Van der Woude syndrome (VWS) is the most common form of syndromic cleft lip and palate and accounts for about 2% of all cleft lip and palate cases. Distinguishing characteristics include cleft lip with or without cleft palate, isolated cleft palate, bilateral lip pits, hypodontia, normal intelligence, and an autosomal dominant mode of transmission with a high degree of penetrance.

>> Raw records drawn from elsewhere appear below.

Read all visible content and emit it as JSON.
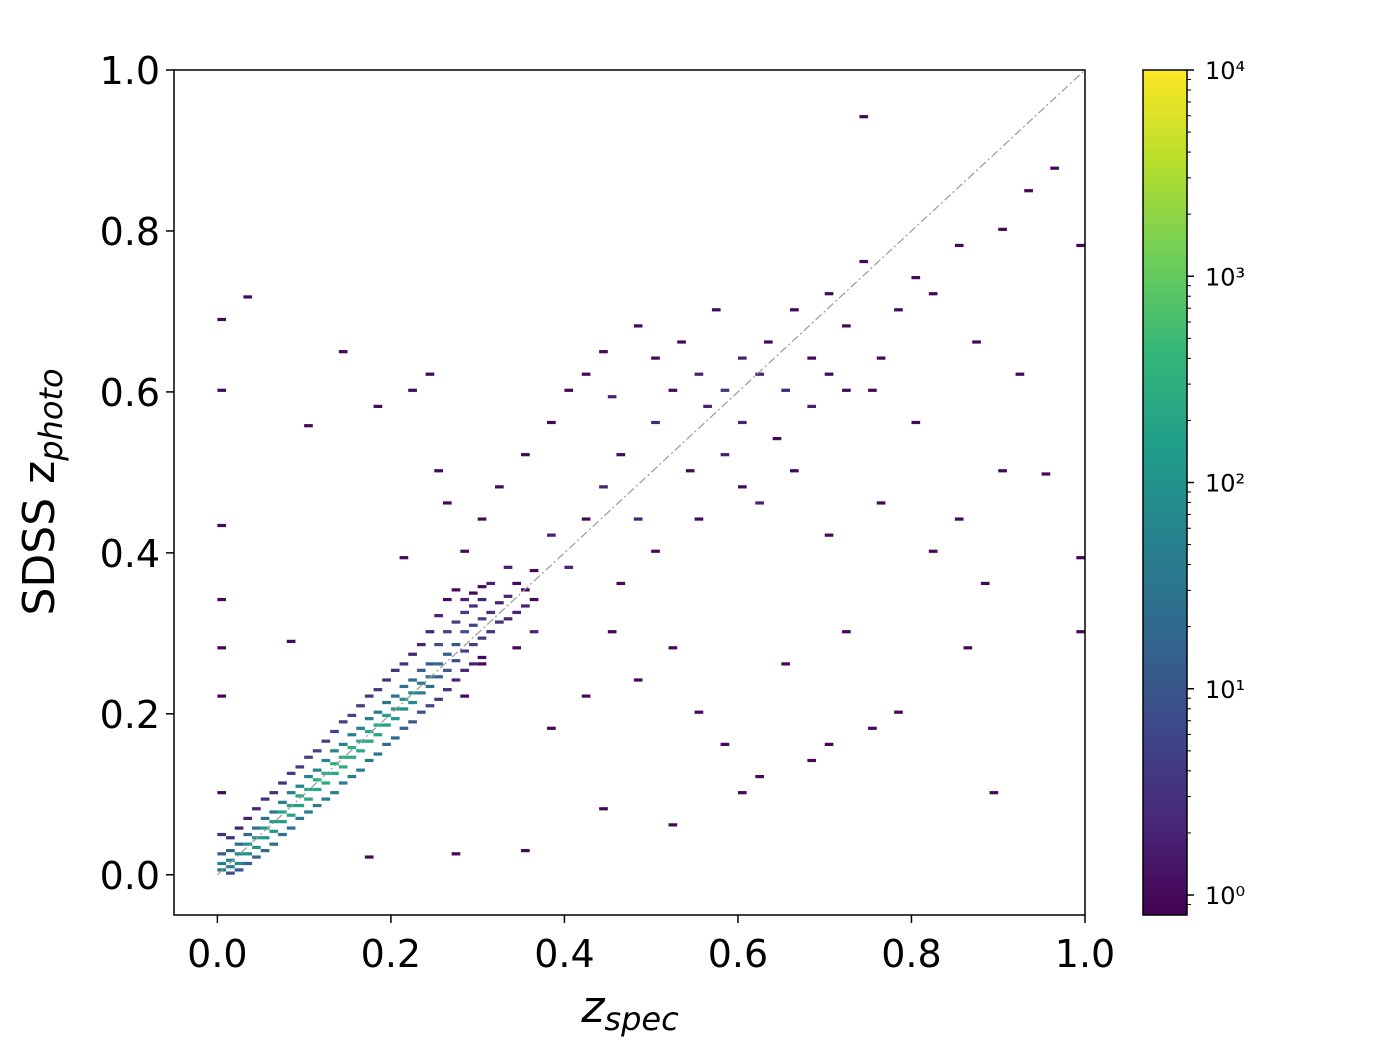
{
  "chart_data": {
    "type": "hist2d",
    "xlabel": {
      "main": "z",
      "sub": "spec"
    },
    "ylabel": {
      "main": "SDSS z",
      "sub": "photo"
    },
    "xlim": [
      -0.05,
      1.0
    ],
    "ylim": [
      -0.05,
      1.0
    ],
    "xticks": [
      {
        "value": 0,
        "label": "0.0"
      },
      0.2,
      0.4,
      0.6,
      0.8,
      {
        "value": 1,
        "label": "1.0"
      }
    ],
    "yticks": [
      {
        "value": 0,
        "label": "0.0"
      },
      0.2,
      0.4,
      0.6,
      0.8,
      {
        "value": 1,
        "label": "1.0"
      }
    ],
    "bin_width": [
      0.01,
      0.004
    ],
    "log_color": true,
    "clim": [
      0.8,
      10000
    ],
    "cticks": [
      {
        "value": 1,
        "label": "10⁰"
      },
      {
        "value": 10,
        "label": "10¹"
      },
      {
        "value": 100,
        "label": "10²"
      },
      {
        "value": 1000,
        "label": "10³"
      },
      {
        "value": 10000,
        "label": "10⁴"
      }
    ],
    "colormap": [
      "#440154",
      "#482878",
      "#3e4989",
      "#31688e",
      "#26828e",
      "#1f9e89",
      "#35b779",
      "#6ece58",
      "#b5de2b",
      "#fde725"
    ],
    "diagonal": {
      "from": [
        0,
        0
      ],
      "to": [
        1,
        1
      ],
      "color": "#999999"
    },
    "cells": [
      [
        0,
        0.004,
        30
      ],
      [
        0,
        0.012,
        40
      ],
      [
        0,
        0.024,
        12
      ],
      [
        0,
        0.048,
        3
      ],
      [
        0,
        0.1,
        1
      ],
      [
        0.01,
        0.008,
        50
      ],
      [
        0.01,
        0.016,
        60
      ],
      [
        0.01,
        0.028,
        15
      ],
      [
        0.01,
        0.044,
        3
      ],
      [
        0.01,
        0,
        8
      ],
      [
        0.02,
        0.012,
        60
      ],
      [
        0.02,
        0.024,
        80
      ],
      [
        0.02,
        0.036,
        20
      ],
      [
        0.02,
        0.056,
        2
      ],
      [
        0.02,
        0.004,
        10
      ],
      [
        0.03,
        0.024,
        80
      ],
      [
        0.03,
        0.036,
        90
      ],
      [
        0.03,
        0.048,
        20
      ],
      [
        0.03,
        0.012,
        15
      ],
      [
        0.03,
        0.068,
        2
      ],
      [
        0.04,
        0.032,
        100
      ],
      [
        0.04,
        0.044,
        110
      ],
      [
        0.04,
        0.056,
        25
      ],
      [
        0.04,
        0.02,
        20
      ],
      [
        0.04,
        0.08,
        2
      ],
      [
        0.05,
        0.044,
        120
      ],
      [
        0.05,
        0.056,
        130
      ],
      [
        0.05,
        0.068,
        30
      ],
      [
        0.05,
        0.028,
        20
      ],
      [
        0.05,
        0.092,
        3
      ],
      [
        0.06,
        0.052,
        140
      ],
      [
        0.06,
        0.064,
        150
      ],
      [
        0.06,
        0.076,
        35
      ],
      [
        0.06,
        0.036,
        25
      ],
      [
        0.06,
        0.1,
        3
      ],
      [
        0.07,
        0.064,
        160
      ],
      [
        0.07,
        0.076,
        170
      ],
      [
        0.07,
        0.088,
        40
      ],
      [
        0.07,
        0.048,
        30
      ],
      [
        0.07,
        0.112,
        3
      ],
      [
        0.08,
        0.072,
        180
      ],
      [
        0.08,
        0.084,
        200
      ],
      [
        0.08,
        0.1,
        45
      ],
      [
        0.08,
        0.056,
        30
      ],
      [
        0.08,
        0.124,
        4
      ],
      [
        0.09,
        0.084,
        200
      ],
      [
        0.09,
        0.096,
        220
      ],
      [
        0.09,
        0.108,
        50
      ],
      [
        0.09,
        0.068,
        35
      ],
      [
        0.09,
        0.132,
        4
      ],
      [
        0.1,
        0.092,
        220
      ],
      [
        0.1,
        0.104,
        250
      ],
      [
        0.1,
        0.12,
        50
      ],
      [
        0.1,
        0.076,
        40
      ],
      [
        0.1,
        0.144,
        5
      ],
      [
        0.11,
        0.104,
        240
      ],
      [
        0.11,
        0.116,
        260
      ],
      [
        0.11,
        0.128,
        60
      ],
      [
        0.11,
        0.084,
        40
      ],
      [
        0.11,
        0.152,
        5
      ],
      [
        0.12,
        0.112,
        250
      ],
      [
        0.12,
        0.124,
        280
      ],
      [
        0.12,
        0.14,
        60
      ],
      [
        0.12,
        0.092,
        45
      ],
      [
        0.12,
        0.164,
        5
      ],
      [
        0.13,
        0.124,
        260
      ],
      [
        0.13,
        0.136,
        290
      ],
      [
        0.13,
        0.152,
        60
      ],
      [
        0.13,
        0.1,
        45
      ],
      [
        0.13,
        0.176,
        5
      ],
      [
        0.14,
        0.132,
        270
      ],
      [
        0.14,
        0.144,
        300
      ],
      [
        0.14,
        0.16,
        60
      ],
      [
        0.14,
        0.112,
        45
      ],
      [
        0.14,
        0.188,
        5
      ],
      [
        0.15,
        0.144,
        260
      ],
      [
        0.15,
        0.156,
        280
      ],
      [
        0.15,
        0.172,
        55
      ],
      [
        0.15,
        0.12,
        40
      ],
      [
        0.15,
        0.196,
        5
      ],
      [
        0.16,
        0.152,
        240
      ],
      [
        0.16,
        0.164,
        260
      ],
      [
        0.16,
        0.18,
        50
      ],
      [
        0.16,
        0.128,
        40
      ],
      [
        0.16,
        0.208,
        4
      ],
      [
        0.17,
        0.164,
        220
      ],
      [
        0.17,
        0.176,
        230
      ],
      [
        0.17,
        0.192,
        45
      ],
      [
        0.17,
        0.14,
        35
      ],
      [
        0.17,
        0.22,
        4
      ],
      [
        0.18,
        0.172,
        180
      ],
      [
        0.18,
        0.184,
        200
      ],
      [
        0.18,
        0.2,
        40
      ],
      [
        0.18,
        0.148,
        30
      ],
      [
        0.18,
        0.228,
        4
      ],
      [
        0.19,
        0.184,
        150
      ],
      [
        0.19,
        0.196,
        160
      ],
      [
        0.19,
        0.212,
        35
      ],
      [
        0.19,
        0.16,
        25
      ],
      [
        0.19,
        0.24,
        3
      ],
      [
        0.2,
        0.192,
        120
      ],
      [
        0.2,
        0.204,
        130
      ],
      [
        0.2,
        0.22,
        30
      ],
      [
        0.2,
        0.168,
        20
      ],
      [
        0.2,
        0.252,
        3
      ],
      [
        0.21,
        0.204,
        90
      ],
      [
        0.21,
        0.216,
        100
      ],
      [
        0.21,
        0.232,
        25
      ],
      [
        0.21,
        0.18,
        15
      ],
      [
        0.21,
        0.26,
        3
      ],
      [
        0.22,
        0.212,
        60
      ],
      [
        0.22,
        0.224,
        70
      ],
      [
        0.22,
        0.24,
        20
      ],
      [
        0.22,
        0.188,
        10
      ],
      [
        0.22,
        0.272,
        2
      ],
      [
        0.23,
        0.224,
        40
      ],
      [
        0.23,
        0.236,
        45
      ],
      [
        0.23,
        0.252,
        15
      ],
      [
        0.23,
        0.2,
        8
      ],
      [
        0.23,
        0.284,
        2
      ],
      [
        0.24,
        0.232,
        25
      ],
      [
        0.24,
        0.244,
        30
      ],
      [
        0.24,
        0.26,
        10
      ],
      [
        0.24,
        0.208,
        6
      ],
      [
        0.24,
        0.3,
        2
      ],
      [
        0.25,
        0.244,
        15
      ],
      [
        0.25,
        0.26,
        20
      ],
      [
        0.25,
        0.284,
        8
      ],
      [
        0.25,
        0.216,
        4
      ],
      [
        0.25,
        0.32,
        2
      ],
      [
        0.26,
        0.252,
        10
      ],
      [
        0.26,
        0.272,
        12
      ],
      [
        0.26,
        0.3,
        6
      ],
      [
        0.26,
        0.228,
        3
      ],
      [
        0.26,
        0.34,
        1
      ],
      [
        0.27,
        0.264,
        8
      ],
      [
        0.27,
        0.284,
        10
      ],
      [
        0.27,
        0.312,
        5
      ],
      [
        0.27,
        0.24,
        2
      ],
      [
        0.27,
        0.352,
        1
      ],
      [
        0.28,
        0.276,
        6
      ],
      [
        0.28,
        0.3,
        8
      ],
      [
        0.28,
        0.324,
        4
      ],
      [
        0.28,
        0.252,
        2
      ],
      [
        0.28,
        0.34,
        2
      ],
      [
        0.29,
        0.284,
        5
      ],
      [
        0.29,
        0.308,
        6
      ],
      [
        0.29,
        0.332,
        3
      ],
      [
        0.29,
        0.26,
        2
      ],
      [
        0.29,
        0.348,
        1
      ],
      [
        0.3,
        0.292,
        4
      ],
      [
        0.3,
        0.316,
        5
      ],
      [
        0.3,
        0.34,
        2
      ],
      [
        0.3,
        0.268,
        1
      ],
      [
        0.3,
        0.356,
        1
      ],
      [
        0.31,
        0.3,
        3
      ],
      [
        0.31,
        0.324,
        3
      ],
      [
        0.32,
        0.312,
        3
      ],
      [
        0.32,
        0.336,
        2
      ],
      [
        0.33,
        0.316,
        2
      ],
      [
        0.33,
        0.344,
        2
      ],
      [
        0.34,
        0.324,
        2
      ],
      [
        0.34,
        0.36,
        1
      ],
      [
        0.35,
        0.332,
        2
      ],
      [
        0.35,
        0.352,
        1
      ],
      [
        0.36,
        0.34,
        1
      ],
      [
        0.36,
        0.376,
        1
      ],
      [
        0,
        0.22,
        1
      ],
      [
        0,
        0.28,
        1
      ],
      [
        0,
        0.34,
        1
      ],
      [
        0,
        0.432,
        1
      ],
      [
        0,
        0.6,
        1
      ],
      [
        0,
        0.688,
        1
      ],
      [
        0.03,
        0.716,
        1
      ],
      [
        0.08,
        0.288,
        1
      ],
      [
        0.1,
        0.556,
        1
      ],
      [
        0.14,
        0.648,
        1
      ],
      [
        0.18,
        0.58,
        1
      ],
      [
        0.22,
        0.6,
        1
      ],
      [
        0.24,
        0.62,
        1
      ],
      [
        0.21,
        0.392,
        1
      ],
      [
        0.25,
        0.5,
        1
      ],
      [
        0.26,
        0.46,
        1
      ],
      [
        0.28,
        0.4,
        1
      ],
      [
        0.3,
        0.44,
        1
      ],
      [
        0.32,
        0.48,
        1
      ],
      [
        0.35,
        0.52,
        1
      ],
      [
        0.38,
        0.56,
        1
      ],
      [
        0.4,
        0.6,
        1
      ],
      [
        0.42,
        0.62,
        1
      ],
      [
        0.44,
        0.648,
        1
      ],
      [
        0.45,
        0.592,
        2
      ],
      [
        0.48,
        0.68,
        1
      ],
      [
        0.5,
        0.64,
        1
      ],
      [
        0.5,
        0.56,
        2
      ],
      [
        0.52,
        0.6,
        1
      ],
      [
        0.53,
        0.66,
        1
      ],
      [
        0.55,
        0.62,
        2
      ],
      [
        0.56,
        0.58,
        2
      ],
      [
        0.57,
        0.7,
        1
      ],
      [
        0.58,
        0.6,
        3
      ],
      [
        0.6,
        0.64,
        2
      ],
      [
        0.6,
        0.56,
        2
      ],
      [
        0.62,
        0.62,
        2
      ],
      [
        0.63,
        0.66,
        1
      ],
      [
        0.65,
        0.6,
        2
      ],
      [
        0.66,
        0.7,
        1
      ],
      [
        0.68,
        0.64,
        1
      ],
      [
        0.7,
        0.72,
        1
      ],
      [
        0.72,
        0.68,
        1
      ],
      [
        0.74,
        0.76,
        1
      ],
      [
        0.75,
        0.6,
        1
      ],
      [
        0.78,
        0.7,
        1
      ],
      [
        0.8,
        0.74,
        1
      ],
      [
        0.82,
        0.72,
        1
      ],
      [
        0.85,
        0.78,
        1
      ],
      [
        0.87,
        0.66,
        1
      ],
      [
        0.9,
        0.8,
        1
      ],
      [
        0.93,
        0.848,
        1
      ],
      [
        0.96,
        0.876,
        1
      ],
      [
        0.99,
        0.78,
        1
      ],
      [
        0.74,
        0.94,
        1
      ],
      [
        0.92,
        0.62,
        1
      ],
      [
        0.95,
        0.496,
        1
      ],
      [
        0.99,
        0.392,
        1
      ],
      [
        0.99,
        0.3,
        1
      ],
      [
        0.86,
        0.28,
        1
      ],
      [
        0.89,
        0.1,
        1
      ],
      [
        0.75,
        0.18,
        1
      ],
      [
        0.7,
        0.16,
        1
      ],
      [
        0.6,
        0.1,
        1
      ],
      [
        0.52,
        0.06,
        1
      ],
      [
        0.44,
        0.08,
        1
      ],
      [
        0.35,
        0.028,
        1
      ],
      [
        0.27,
        0.024,
        1
      ],
      [
        0.17,
        0.02,
        1
      ],
      [
        0.38,
        0.18,
        1
      ],
      [
        0.42,
        0.22,
        1
      ],
      [
        0.45,
        0.3,
        1
      ],
      [
        0.48,
        0.24,
        1
      ],
      [
        0.52,
        0.28,
        1
      ],
      [
        0.55,
        0.2,
        1
      ],
      [
        0.58,
        0.16,
        1
      ],
      [
        0.62,
        0.12,
        1
      ],
      [
        0.65,
        0.26,
        1
      ],
      [
        0.68,
        0.14,
        1
      ],
      [
        0.72,
        0.3,
        1
      ],
      [
        0.78,
        0.2,
        1
      ],
      [
        0.82,
        0.4,
        1
      ],
      [
        0.85,
        0.44,
        1
      ],
      [
        0.88,
        0.36,
        1
      ],
      [
        0.9,
        0.5,
        1
      ],
      [
        0.8,
        0.56,
        1
      ],
      [
        0.76,
        0.46,
        1
      ],
      [
        0.7,
        0.42,
        1
      ],
      [
        0.66,
        0.5,
        1
      ],
      [
        0.62,
        0.46,
        2
      ],
      [
        0.58,
        0.52,
        2
      ],
      [
        0.54,
        0.5,
        1
      ],
      [
        0.48,
        0.44,
        2
      ],
      [
        0.46,
        0.52,
        1
      ],
      [
        0.44,
        0.48,
        2
      ],
      [
        0.42,
        0.44,
        1
      ],
      [
        0.4,
        0.38,
        2
      ],
      [
        0.38,
        0.42,
        2
      ],
      [
        0.36,
        0.3,
        2
      ],
      [
        0.34,
        0.28,
        1
      ],
      [
        0.33,
        0.38,
        2
      ],
      [
        0.31,
        0.36,
        2
      ],
      [
        0.3,
        0.26,
        1
      ],
      [
        0.28,
        0.22,
        1
      ],
      [
        0.46,
        0.36,
        1
      ],
      [
        0.5,
        0.4,
        1
      ],
      [
        0.55,
        0.44,
        1
      ],
      [
        0.6,
        0.48,
        1
      ],
      [
        0.64,
        0.54,
        1
      ],
      [
        0.68,
        0.58,
        2
      ],
      [
        0.7,
        0.62,
        1
      ],
      [
        0.72,
        0.6,
        1
      ],
      [
        0.76,
        0.64,
        1
      ]
    ]
  }
}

The VWS locus has been mapped to a 1.6cM region of chromosome 1q32 by linkage analysis and the discovery of a microdeletion around D1S205. One 850 kb YAC, yCEPH785B2, contains both flanking markers, D1S491 and D1S205, and encompasses the microdeletion. Human bacterial artificial chromosome (BAC) clones have been isolated from the critical region by screening the Research Genetics human BAC library with STSs across the critical region. To date a complete contig has been constructed containing 10 BACs ranging from 90 to 300 kb in size. The minimum tiling path of 4 BACs suggest that the maximum size of the critical region is 610kb. The ends of the BACs were sequenced and 11 new STSs designed. One of the BAC-end sequence is identical to a previously unmapped EST (135676). This putative gene was excluded, since the end of this BAC maps outside the critical region. There are also 70 cosmids in the critical region, 48 of which have been mapped. Six new STS have been generated from cosmid sequence including a 12 allele STRP. Linkage analysis of VWS families containing critical recombinants is in progress.

SSCP analysis of affected family members has uncovered two new families with loss of heterozygosity at the VWS critical region. These microdeletions are equal to or greater in size than the original microdeletion. 32 genes which have been previously cytogenetically mapped to 1q32 have been excluded. Sequence from one of the BACs has shown identity to a human interferon regulatory factor and is currently being screened by mutational analysis as a new canditated gene. Additional transcription mapping and candidate screening are underway. Hybridization screens for transcription factors such as homeobox genes, which would have a high probability for involvement in VWS, have been negative to date.